Bugliosi became the model of a television movie about a deputy district attorney. The star of the movie, “The D.A.: Murder One.” was Robert Conrad, who patterned himself after Bugliosi down to Bugliosi’s characteristic three-piece suits.

So it is against that background that first the Weisel case emerged, just days before his runoff election against Busch, and then the Cardwell affair.

(There was, in addition to these cases, one other controversy involving Bugliosi. He was indicted for perjury by the Los Angeles County Grand Jury in 1974 for allegedly lying under oath in denying he gave a Manson case transcript to Times reporter Bill Farr, but the charges were dismissed when Farr refused to testify.)

Bugliosi has been hurt both publicly and privately — the Weisel and Cardwell charges sometimes bring his wife, Gail, to tears.

His pat response to questions raised as the result of the Weisel and Cardwell cases is: “I did not do those things. If I had, my wife of 20 years would not be living with me.”

He is bitter about news stories that bring the issues up again. He considers them personal attacks, with no journalistic justification. He worries about the effect on his wife and children.

Bugliosi, reflecting at one stop during the campaign on what has happened to his once bright image, blamed it on “the power structure.”

“It turned around on me because I decided to run for district attorney. The power structure. Their primary interest is in perpetuating themselves. They worry about me because they do not own me: they did not create me,” he said.

He spoke similar words in 1974 when he told another reporter after the dismissal of the perjury charges, “ever since I stood up to and took on the corrupt Establishment in this city I have been victimized by one phony, false, fabricated charge after another. I have decided to stay out of politics. I am tired of being the Billy Jack of Los Angeles County.”

Denny takes a different position. He claims that the issues would be dead had Bugliosi not decided to run again, but says he thinks they are extremely important because they deal with questions of honesty, abuse of office, perjury, and whether Bugliosi would use the office to carry out personal vendettas.

Denny claims perjury and the fabrication of police records were involved in the Cardwell case, an intense amount of personal harassment (all charges are denied by Bugliosi) in the Weisel case, and that there is no such thing as a statute of limitations in politics.

“It galls the hell out of me when the media say that there will be mudslinging and that real issues won’t be addressed. What could be more of an issue? Look at Watergate. You have to think long and hard about the honesty and integrity of candidates,” Denny said.

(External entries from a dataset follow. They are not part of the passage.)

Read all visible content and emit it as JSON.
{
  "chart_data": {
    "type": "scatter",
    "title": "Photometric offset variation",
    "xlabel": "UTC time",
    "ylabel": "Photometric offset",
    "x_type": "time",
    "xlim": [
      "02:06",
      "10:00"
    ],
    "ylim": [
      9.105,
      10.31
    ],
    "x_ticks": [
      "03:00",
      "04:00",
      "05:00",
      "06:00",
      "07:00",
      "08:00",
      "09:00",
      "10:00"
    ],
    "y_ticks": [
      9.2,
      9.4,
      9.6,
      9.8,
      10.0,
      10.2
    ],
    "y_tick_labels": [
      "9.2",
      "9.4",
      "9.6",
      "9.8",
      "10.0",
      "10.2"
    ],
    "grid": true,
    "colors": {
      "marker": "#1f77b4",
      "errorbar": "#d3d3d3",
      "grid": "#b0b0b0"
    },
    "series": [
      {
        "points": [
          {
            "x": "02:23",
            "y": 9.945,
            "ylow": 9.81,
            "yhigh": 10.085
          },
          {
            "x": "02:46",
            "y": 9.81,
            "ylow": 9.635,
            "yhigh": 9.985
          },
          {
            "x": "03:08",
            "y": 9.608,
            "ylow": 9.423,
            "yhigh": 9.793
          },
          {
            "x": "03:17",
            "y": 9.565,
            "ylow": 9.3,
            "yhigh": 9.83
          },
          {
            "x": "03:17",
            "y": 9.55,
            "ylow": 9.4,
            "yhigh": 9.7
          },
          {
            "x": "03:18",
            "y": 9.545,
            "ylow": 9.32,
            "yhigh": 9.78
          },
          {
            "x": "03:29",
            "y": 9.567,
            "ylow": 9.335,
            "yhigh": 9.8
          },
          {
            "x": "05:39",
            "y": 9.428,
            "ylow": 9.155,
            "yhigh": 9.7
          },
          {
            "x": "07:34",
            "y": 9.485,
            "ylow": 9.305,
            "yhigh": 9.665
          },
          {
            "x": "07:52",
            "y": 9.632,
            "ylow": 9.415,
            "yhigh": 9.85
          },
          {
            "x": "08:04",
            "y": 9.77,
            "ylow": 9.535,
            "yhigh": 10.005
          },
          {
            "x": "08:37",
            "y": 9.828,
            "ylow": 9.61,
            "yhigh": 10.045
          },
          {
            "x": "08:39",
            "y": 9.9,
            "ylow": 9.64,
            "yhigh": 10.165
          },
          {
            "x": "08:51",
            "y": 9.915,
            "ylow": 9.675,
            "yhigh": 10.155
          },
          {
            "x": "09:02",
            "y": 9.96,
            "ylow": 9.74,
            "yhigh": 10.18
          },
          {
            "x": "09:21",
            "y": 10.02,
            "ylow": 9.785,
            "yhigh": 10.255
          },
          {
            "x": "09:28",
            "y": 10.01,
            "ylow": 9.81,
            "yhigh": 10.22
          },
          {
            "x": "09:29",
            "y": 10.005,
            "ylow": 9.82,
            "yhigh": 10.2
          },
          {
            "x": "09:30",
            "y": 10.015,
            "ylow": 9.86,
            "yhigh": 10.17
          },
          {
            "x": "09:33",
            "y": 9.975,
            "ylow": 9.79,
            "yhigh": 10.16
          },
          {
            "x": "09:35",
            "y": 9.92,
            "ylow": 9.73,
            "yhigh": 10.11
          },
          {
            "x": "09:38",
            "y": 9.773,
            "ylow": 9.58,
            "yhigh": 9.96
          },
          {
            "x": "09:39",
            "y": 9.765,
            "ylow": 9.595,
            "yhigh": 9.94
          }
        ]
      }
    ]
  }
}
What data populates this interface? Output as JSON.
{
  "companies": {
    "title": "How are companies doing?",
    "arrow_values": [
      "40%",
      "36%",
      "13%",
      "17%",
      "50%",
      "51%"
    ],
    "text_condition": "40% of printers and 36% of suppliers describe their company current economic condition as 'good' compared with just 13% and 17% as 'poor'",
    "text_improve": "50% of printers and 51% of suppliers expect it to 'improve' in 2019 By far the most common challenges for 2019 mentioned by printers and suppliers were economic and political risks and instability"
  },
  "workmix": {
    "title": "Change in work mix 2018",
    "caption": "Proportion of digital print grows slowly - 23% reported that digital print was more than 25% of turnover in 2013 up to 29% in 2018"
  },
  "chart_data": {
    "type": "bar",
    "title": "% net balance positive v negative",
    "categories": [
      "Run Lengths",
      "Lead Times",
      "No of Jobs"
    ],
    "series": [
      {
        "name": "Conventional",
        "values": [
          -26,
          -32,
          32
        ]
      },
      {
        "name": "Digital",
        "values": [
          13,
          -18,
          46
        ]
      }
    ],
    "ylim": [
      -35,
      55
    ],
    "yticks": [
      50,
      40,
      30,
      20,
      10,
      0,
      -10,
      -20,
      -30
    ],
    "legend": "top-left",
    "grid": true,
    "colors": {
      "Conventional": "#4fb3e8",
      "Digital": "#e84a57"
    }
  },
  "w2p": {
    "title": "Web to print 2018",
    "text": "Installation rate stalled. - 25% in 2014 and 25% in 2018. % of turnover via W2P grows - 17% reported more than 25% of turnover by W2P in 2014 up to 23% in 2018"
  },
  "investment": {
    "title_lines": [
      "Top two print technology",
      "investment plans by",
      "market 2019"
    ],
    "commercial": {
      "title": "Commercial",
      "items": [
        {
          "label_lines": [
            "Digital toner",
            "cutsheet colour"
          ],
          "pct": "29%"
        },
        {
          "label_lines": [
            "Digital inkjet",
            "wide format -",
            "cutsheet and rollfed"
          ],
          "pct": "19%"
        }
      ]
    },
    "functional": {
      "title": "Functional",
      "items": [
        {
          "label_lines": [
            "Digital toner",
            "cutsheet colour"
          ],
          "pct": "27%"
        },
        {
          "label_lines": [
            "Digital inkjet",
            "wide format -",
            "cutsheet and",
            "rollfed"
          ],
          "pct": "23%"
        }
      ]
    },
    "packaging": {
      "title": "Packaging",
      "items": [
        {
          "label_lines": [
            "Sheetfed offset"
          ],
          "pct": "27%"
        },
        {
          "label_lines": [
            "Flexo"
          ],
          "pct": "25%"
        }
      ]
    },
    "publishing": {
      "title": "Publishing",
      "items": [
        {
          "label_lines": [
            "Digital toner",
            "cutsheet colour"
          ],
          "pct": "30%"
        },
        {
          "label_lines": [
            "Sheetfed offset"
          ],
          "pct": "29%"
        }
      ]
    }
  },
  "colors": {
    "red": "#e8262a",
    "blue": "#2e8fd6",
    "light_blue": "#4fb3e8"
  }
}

“I get so frustrated when I hear that George Denny has a vendetta against Bugliosi and hates Vince Bugliosi — I’m not the guy who forced him to run this time. He decided to run this time all by himself. Sure it’s going to hurt his family, but he knew it would hurt his family when he decided to run,” he said.

Denny’s own honesty and integrity have been questioned as the result of his disclosures of the settlement of the Weisel case. As part of the Weisel settlement, he signed a liquidated damages agreement, along with Bugliosi and other parties, never to reveal terms of the settlement. He violated his word when he exposed the settlement at a press conference.

Denny argues that he had thought Bugliosi would never run for office again, and that he had a public responsibility to reveal the settlement because of Bugliosi’s campaign for attorney general.